Friday, June 29, 2012

Page 99 or What can one page tell you?


While at Uncle Hugo’s last weekend with Jon Hansen, he told me about the book he was reading, “The Forever War.”

“How is it?” I asked.
He handed a copy to me off the shelf. Duh. We were standing right in front of it. I did what I do with any book I’m considering. I opened and started reading. In this case, it was page 1, and this was the line:

"Today we're going to show you eight silent ways to kill a man."

That’s a damn good line, I thought. I’d buy that book. (Fortunately Jon has agreed to lend me his copy when he’s done.)

So apparently, when book shopping, I don’t really give most books a big chance. I don’t want to read a hundred pages to decide if it’s a good book or not (I know many people who do). But—if the line or paragraph gets my attention, if the writing is so good I want to turn the page and see what happens next—I might purchase the book. If not, the book goes back on the shelf. 

This made me wonder about my writing—and I’ll ask you writer-types the same questions. So what happens when you pick up your work and open to any page and read any line or paragraph? Do you like what you find and want to keep reading? Will your readers?

For me and my own work, it depends on the page. I sometimes am surprised and think, “Gee, that’s good. Where did that even come from?” Other times I want to put my own work back on the shelf (but I can’t.
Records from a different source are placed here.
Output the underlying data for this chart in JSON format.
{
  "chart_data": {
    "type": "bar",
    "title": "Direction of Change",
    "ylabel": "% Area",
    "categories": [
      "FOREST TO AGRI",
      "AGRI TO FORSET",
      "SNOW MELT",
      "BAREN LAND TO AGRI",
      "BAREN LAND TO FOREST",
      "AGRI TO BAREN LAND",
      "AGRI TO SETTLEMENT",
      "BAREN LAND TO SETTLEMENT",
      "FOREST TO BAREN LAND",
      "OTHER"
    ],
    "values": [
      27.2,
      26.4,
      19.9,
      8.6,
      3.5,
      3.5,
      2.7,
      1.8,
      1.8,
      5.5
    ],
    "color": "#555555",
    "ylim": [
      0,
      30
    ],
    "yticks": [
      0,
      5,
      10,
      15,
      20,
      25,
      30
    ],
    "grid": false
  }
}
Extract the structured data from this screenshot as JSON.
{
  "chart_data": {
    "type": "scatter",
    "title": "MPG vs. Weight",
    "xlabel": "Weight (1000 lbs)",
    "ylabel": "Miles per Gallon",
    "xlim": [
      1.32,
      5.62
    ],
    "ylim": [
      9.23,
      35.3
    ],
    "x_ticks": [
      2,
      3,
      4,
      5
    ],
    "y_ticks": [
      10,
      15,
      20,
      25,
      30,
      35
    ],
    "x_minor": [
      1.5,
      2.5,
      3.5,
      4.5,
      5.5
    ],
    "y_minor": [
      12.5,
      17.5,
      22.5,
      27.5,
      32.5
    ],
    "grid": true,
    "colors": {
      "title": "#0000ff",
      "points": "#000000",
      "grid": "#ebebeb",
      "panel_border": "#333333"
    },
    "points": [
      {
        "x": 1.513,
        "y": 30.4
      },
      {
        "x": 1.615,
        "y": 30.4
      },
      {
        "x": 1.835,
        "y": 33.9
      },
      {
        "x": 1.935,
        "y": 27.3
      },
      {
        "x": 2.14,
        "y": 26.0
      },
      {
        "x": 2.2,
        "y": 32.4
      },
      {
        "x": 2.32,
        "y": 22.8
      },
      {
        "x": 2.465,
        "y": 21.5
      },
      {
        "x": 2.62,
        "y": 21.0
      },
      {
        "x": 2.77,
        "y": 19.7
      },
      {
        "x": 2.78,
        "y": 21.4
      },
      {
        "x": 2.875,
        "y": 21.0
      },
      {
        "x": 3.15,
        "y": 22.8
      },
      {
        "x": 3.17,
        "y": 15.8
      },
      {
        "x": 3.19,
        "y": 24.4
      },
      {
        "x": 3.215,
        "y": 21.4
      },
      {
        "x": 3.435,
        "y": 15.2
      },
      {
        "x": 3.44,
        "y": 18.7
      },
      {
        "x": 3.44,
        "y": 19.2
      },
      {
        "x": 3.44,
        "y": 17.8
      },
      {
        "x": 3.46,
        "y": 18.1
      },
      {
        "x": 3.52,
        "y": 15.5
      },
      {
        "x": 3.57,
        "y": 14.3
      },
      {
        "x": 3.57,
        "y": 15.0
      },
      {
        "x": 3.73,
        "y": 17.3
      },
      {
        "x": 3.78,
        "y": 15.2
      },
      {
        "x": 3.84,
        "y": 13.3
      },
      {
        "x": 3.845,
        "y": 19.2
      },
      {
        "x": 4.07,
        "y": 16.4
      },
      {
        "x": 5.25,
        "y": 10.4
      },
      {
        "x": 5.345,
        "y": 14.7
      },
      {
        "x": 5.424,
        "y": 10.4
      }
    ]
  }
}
It means back to the writing desk).

And then of course, there is always this site: http://page99test.com

It’s based around this saying:
“Open the book to page ninety-nine, and the quality of the whole will be revealed to you.”
~Ford Madox Ford

It’s an interesting idea. Check it out. If you create an account, you can read other people’s page 99 from their books (mostly unpublished)—or upload your own page 99 and get feedback. I’ve gone to it a few times, to check out what other writer’s have posted there. After reading each sample you can give feedback, most importantly, about whether or not you’d buy the book, or turn to the next page. I might be a tough grader, but for most of the samples I read on my last visit to page99test.com I wouldn’t turn to the next page or buy the book in 9 times out of 10. Why?
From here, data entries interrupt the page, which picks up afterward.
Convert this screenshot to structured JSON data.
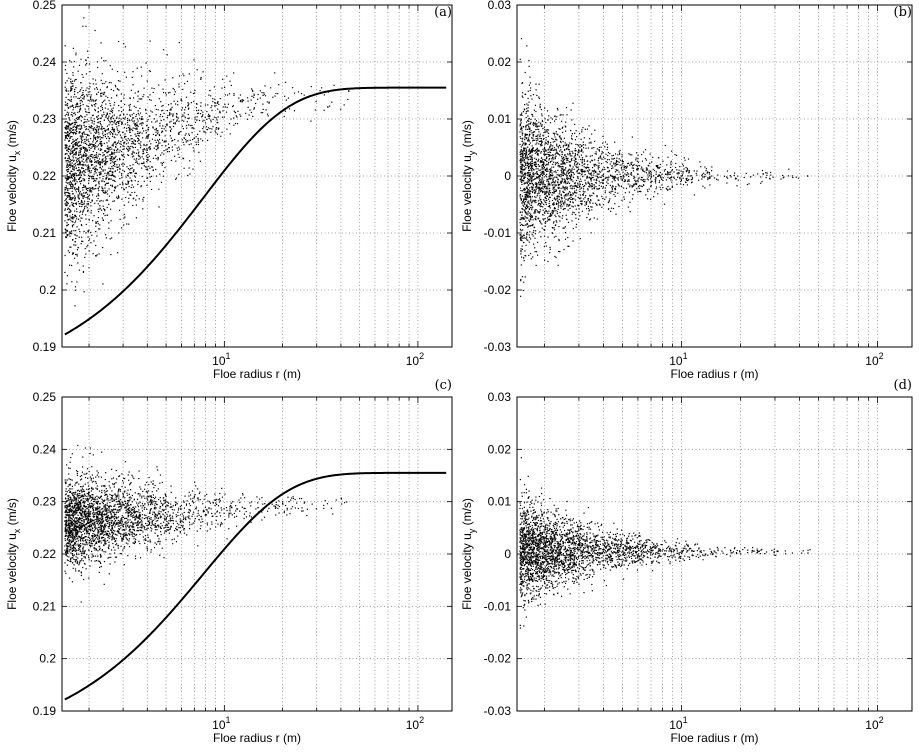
{
  "chart_data": [
    {
      "id": "a",
      "type": "scatter",
      "panel_label": "(a)",
      "xlabel": "Floe radius r (m)",
      "ylabel_main": "Floe velocity u",
      "ylabel_sub": "x",
      "ylabel_unit": " (m/s)",
      "xscale": "log",
      "xlim": [
        1.45,
        150
      ],
      "ylim": [
        0.19,
        0.25
      ],
      "yticks": [
        "0.19",
        "0.2",
        "0.21",
        "0.22",
        "0.23",
        "0.24",
        "0.25"
      ],
      "xticks": [
        {
          "base": "10",
          "exp": "1",
          "value": 10
        },
        {
          "base": "10",
          "exp": "2",
          "value": 100
        }
      ],
      "grid": true,
      "scatter_model": {
        "count": 2600,
        "seed": 11,
        "shape": "band",
        "mean_start": 0.222,
        "spread": 0.0085
      },
      "curve": {
        "name": "",
        "formula": "0.2355 - 0.0433*exp(-(r-1.5)/7.8)",
        "xrange": [
          1.5,
          140
        ]
      }
    },
    {
      "id": "b",
      "type": "scatter",
      "panel_label": "(b)",
      "xlabel": "Floe radius r (m)",
      "ylabel_main": "Floe velocity u",
      "ylabel_sub": "y",
      "ylabel_unit": " (m/s)",
      "xscale": "log",
      "xlim": [
        1.45,
        150
      ],
      "ylim": [
        -0.03,
        0.03
      ],
      "yticks": [
        "-0.03",
        "-0.02",
        "-0.01",
        "0",
        "0.01",
        "0.02",
        "0.03"
      ],
      "xticks": [
        {
          "base": "10",
          "exp": "1",
          "value": 10
        },
        {
          "base": "10",
          "exp": "2",
          "value": 100
        }
      ],
      "grid": true,
      "scatter_model": {
        "count": 2600,
        "seed": 23,
        "shape": "funnel",
        "center": 0.0,
        "spread": 0.0075
      }
    },
    {
      "id": "c",
      "type": "scatter",
      "panel_label": "(c)",
      "xlabel": "Floe radius r (m)",
      "ylabel_main": "Floe velocity u",
      "ylabel_sub": "x",
      "ylabel_unit": " (m/s)",
      "xscale": "log",
      "xlim": [
        1.45,
        150
      ],
      "ylim": [
        0.19,
        0.25
      ],
      "yticks": [
        "0.19",
        "0.2",
        "0.21",
        "0.22",
        "0.23",
        "0.24",
        "0.25"
      ],
      "xticks": [
        {
          "base": "10",
          "exp": "1",
          "value": 10
        },
        {
          "base": "10",
          "exp": "2",
          "value": 100
        }
      ],
      "grid": true,
      "scatter_model": {
        "count": 2600,
        "seed": 37,
        "shape": "flat",
        "mean_start": 0.226,
        "spread": 0.0045
      },
      "curve": {
        "name": "",
        "formula": "0.2355 - 0.0433*exp(-(r-1.5)/7.8)",
        "xrange": [
          1.5,
          140
        ]
      }
    },
    {
      "id": "d",
      "type": "scatter",
      "panel_label": "(d)",
      "xlabel": "Floe radius r (m)",
      "ylabel_main": "Floe velocity u",
      "ylabel_sub": "y",
      "ylabel_unit": " (m/s)",
      "xscale": "log",
      "xlim": [
        1.45,
        150
      ],
      "ylim": [
        -0.03,
        0.03
      ],
      "yticks": [
        "-0.03",
        "-0.02",
        "-0.01",
        "0",
        "0.01",
        "0.02",
        "0.03"
      ],
      "xticks": [
        {
          "base": "10",
          "exp": "1",
          "value": 10
        },
        {
          "base": "10",
          "exp": "2",
          "value": 100
        }
      ],
      "grid": true,
      "scatter_model": {
        "count": 2600,
        "seed": 51,
        "shape": "funnel",
        "center": 0.0005,
        "spread": 0.0052
      }
    }
  ]
}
In some cases it was “thick text” (one unrelenting descriptive paragraph filling the entire page), unrealistic or forced dialogue, telling vs. showing, unlikeable characters, characters who are doing nothing, great descriptions with no true character motivation, and so on. Or in other words, not great writing.

It’s not easy being a writer, but it’s also not easy being a reader. We’re all busy people, and if I (the reader) am going to take the time to read your stuff, you’d better be good, and you’d better be entertaining, and your writing has to be alive on the page, every single page. It’s got to be poetic, or funny, or scary, or (pick your favorite emotion), or contain likeable characters and an actual story. Or we’re not turning the page, and we’re not buying your book. And as the author, I think that stinks. But I also know that’s the name of the game. Why do you think I spend all this time editing and revising?
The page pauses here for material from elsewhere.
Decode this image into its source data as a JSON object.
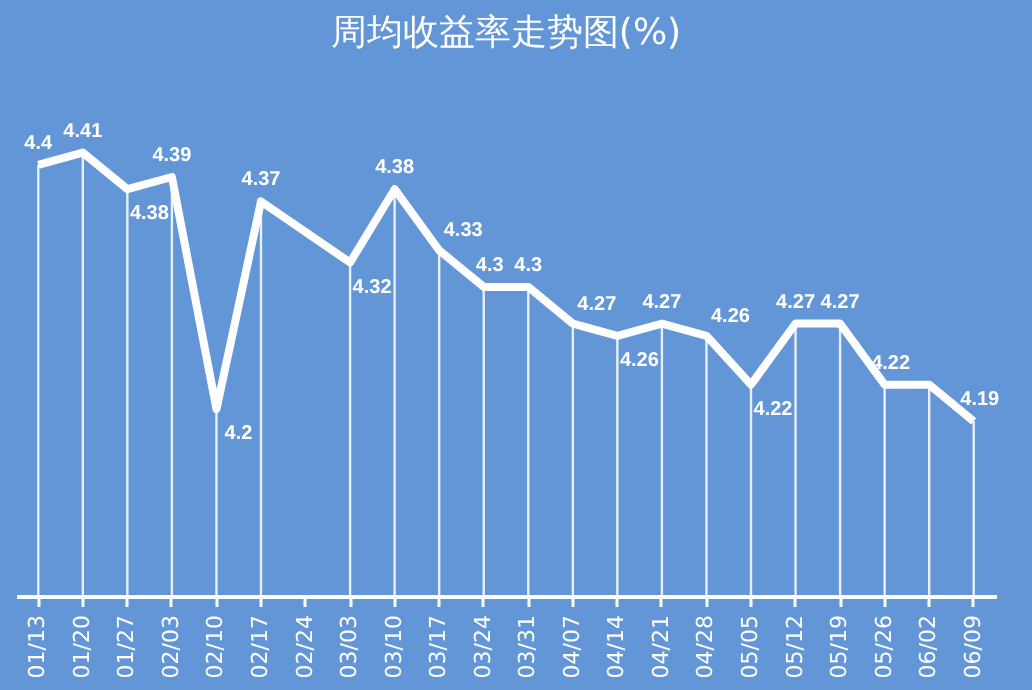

For fun I decided to post page 99 of my unpublished book BLACKHEART here:

Please feel free to check it out. Leave feedback if you’d like. Check out other authors on the site, or even post your own page 99 if you are searching for feedback. Again, you’ll need an account to do this. There are ground rules for the page99test.com site, so read them carefully if you do set up your own account.

I debated about also putting up page 99 of my new book-in-progress, SUNLIGHT. But, it’s too new, still a first draft. I haven’t even entirely settled on which page will actually be page 99. But, I did look over that page in my rough manuscript, and it made me realize this: to make this page in my book work, to make it really stand out, sing, carry the story, I’ve got more work to do. 

Back to writing.

Happy 4th of July!

Mark
@manowords

3 comments:

Lisa said...

Did you get any good feedback? Was it really pg. 99?

Mark Teats said...

It was really page 99.

I've gotten 67% positive feedback thus far. Some of the comments are odd. People speculate (incorrectly) on what the book or characters are about based on that one brief page. A bit like when you share a few pages out of your novel in a workshop, and people want lots more detail. "If you read the 98 pages that came before this one, you'd have a much greater understanding by reading this one page." It's kind of funny, in some ways. My favorite comment so far was the one that said, "Probably wouldn't read this book. I don't like paranormal romance." (Which is about the last way I'd categorize my own book.)

Jon said...

It's amazing how unhelpful people can be sometimes. "More detail? ...Thanks."